Namun, pengharapan dan keindahan yang sejati itu sering kali tidak dirayakan. Bahkan Ia pernah disambut dengan upaya pembunuhan yang berujung pada pembantaian. Ribuan bayi harus mati terbunuh di hari kelam ketika Kristus lahir. The real Messiah itu pernah datang, bukan saja tanpa penyambutan yang berarti, melainkan justru disambut dengan ratap dan tangis yang teramat sangat pahit.
Bangsanya sendiri tidak menggubris Dia, dan yang datang kepada kandang kelahiran-Nya hanyalah para gembala (salah satu kelas sosial terendah dalam masyarakat pada masa itu), beserta orang-orang asing, para strangers yang “kafir” dari negeri yang jauh. Kedatangan-Nya yang pertama memang begitu sederhana. Namun justru Ialah sesungguhnya penghiburan yang dinanti-nantikan oleh umat manusia. The true, the one and only, “El Messiah”.
Mungkin berita tentang Kristus sudah menjadi terlalu biasa bagi umat kepunyaan-Nya. Tak jarang juga mungkin kita agak malu untuk membicarakannya dengan orang lain. Pembicaraan yang timbul kadang terasa begitu canggung dan kikuk. Mengapa? Mungkin karena sedalam-dalamnya hati kita “that kind of Messiah” tidak terlalu membanggakan dan asyik untuk dibicarakan, dibahas, digali, didiskusikan, dan diberitakan. Padahal dedikasi Kristus untuk turun adalah sebuah totalitas yang tidak mungkin, dan tidak akan pernah mungkin, untuk dicapai oleh siapa pun di sepanjang zaman.

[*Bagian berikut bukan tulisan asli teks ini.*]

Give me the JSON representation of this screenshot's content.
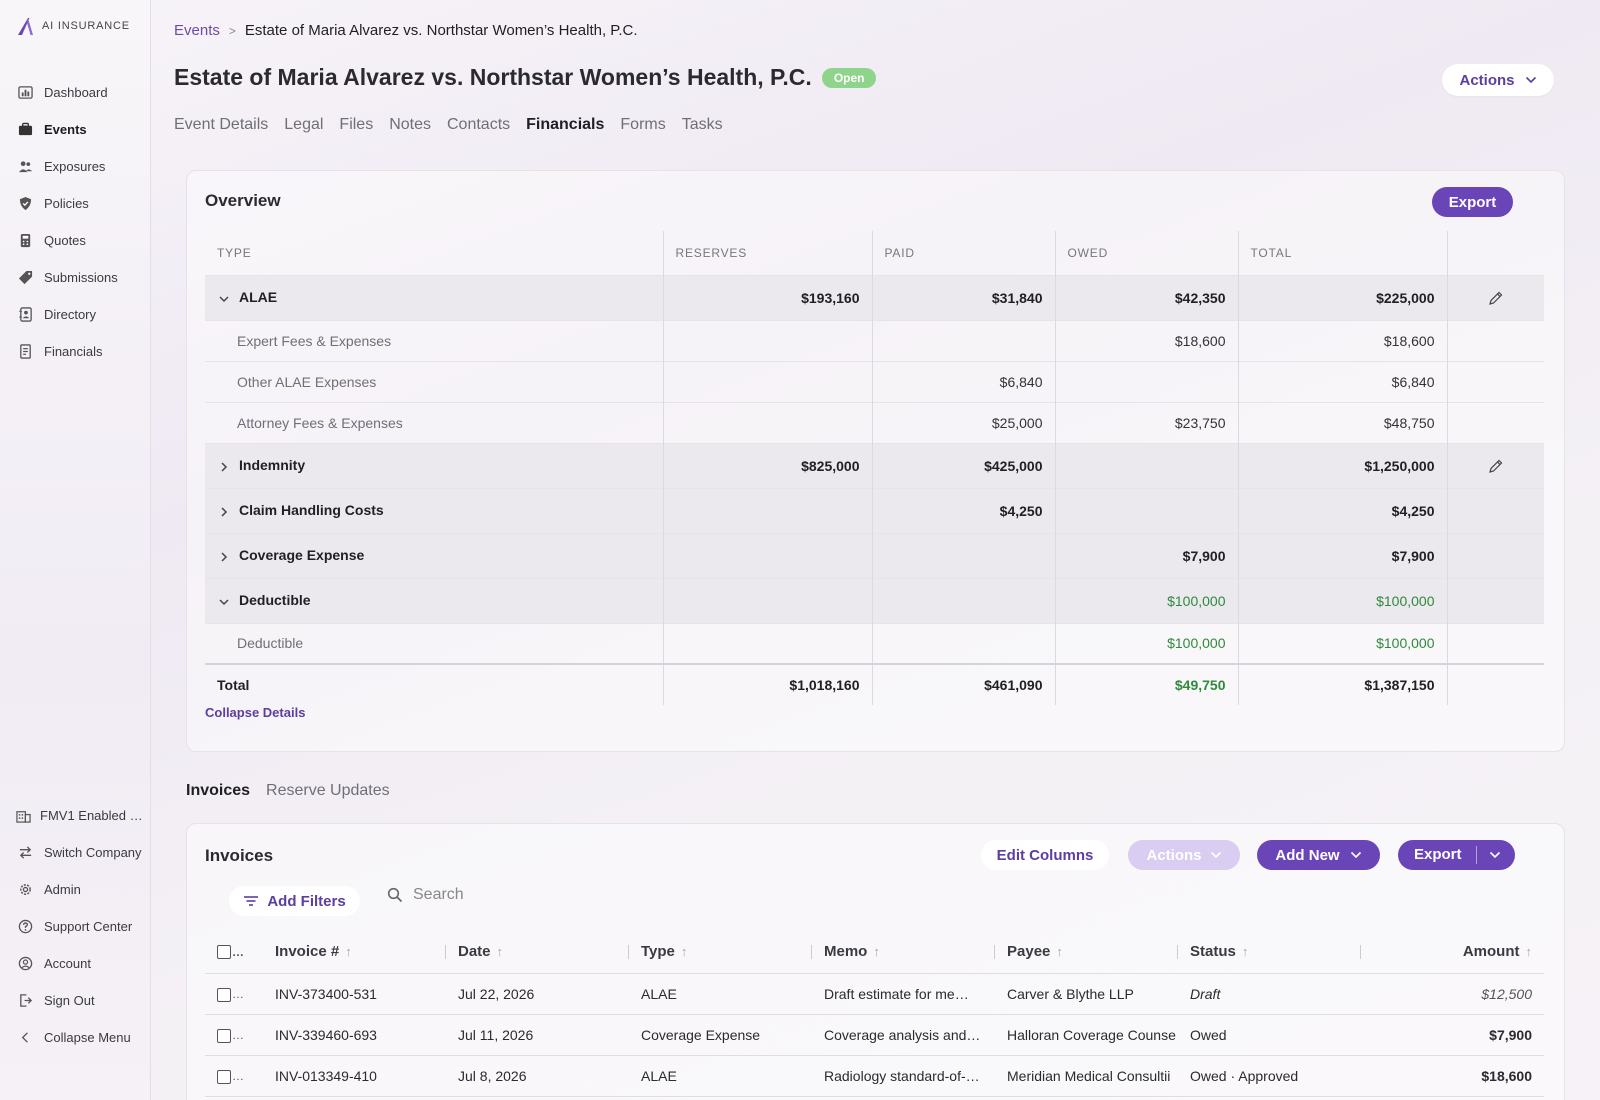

Mari kita berefleksi. Sama seperti rakyat Argentina dan para fan sepak bola dunia yang memandang dengan bangga dan penuh gairah sukacita terhadap “El Messi(ah)” mereka, apakah kita juga dapat melihat kebanggaan dan dignitas yang jauh lebih besar di dalam identitas kita sebagai orang-orang Kristen yang masih memiliki, dan yang selamanya akan terus dimiliki, oleh The real, The true, and The one and only, “Messiah”?
The real Messiah itu suatu saat pasti akan datang kembali. Dan ketika nanti Ia datang untuk kedua kalinya, saat itu alam semesta dan jagat raya ini pun tak akan sanggup untuk menampung sangkakala dan segala pujian “Hosanna!” yang akan diberikan kepada-Nya oleh bala tentara sorga. Pada hari itulah setiap lutut akan bertelut, dan setiap lidah akan mengaku bahwa Yesus Kristus adalah Tuhan. Amin.
Selamat Natal.
Nikki Tirta
Pemuda Cultura Anima, OSG GRII Pusat
Pemuda FIRES
Referensi:
- Bianchi, W., & Soria, H. (2022, December 16). Argentina inflation hits nine-month low; interest rate held steady. Retrieved from reuters.com: https://www.reuters.com/world/americas/argentina-inflation-cools-more-than-expected-november-2022-12-15/ – Diakses pada 19 Desember 2022.
- Gillespie, P. (2022, December 16). Argentina Inflation Spikes to 92% as Economic Growth Picks Up. Retrieved from bloomberg.com: https://www.bloomberg.com/news/articles/2022-12-15/argentina-inflation-spikes-to-92-as-economic-growth-picks-up?leadSource=uverify%20wall – Diakses pada 19 Desember 2022.
- Mundlak, Y., Cavallo, D., & Domenech, R. (1989). Agriculture and Economic Growth in Argentina, 1913-84. International Food Policy Research Institute.
Endnotes:
[1] (Mundlak, Cavallo, & Domenech, 1989).
[2] (Gillespie, 2022); (Bianchi & Soria, 2022).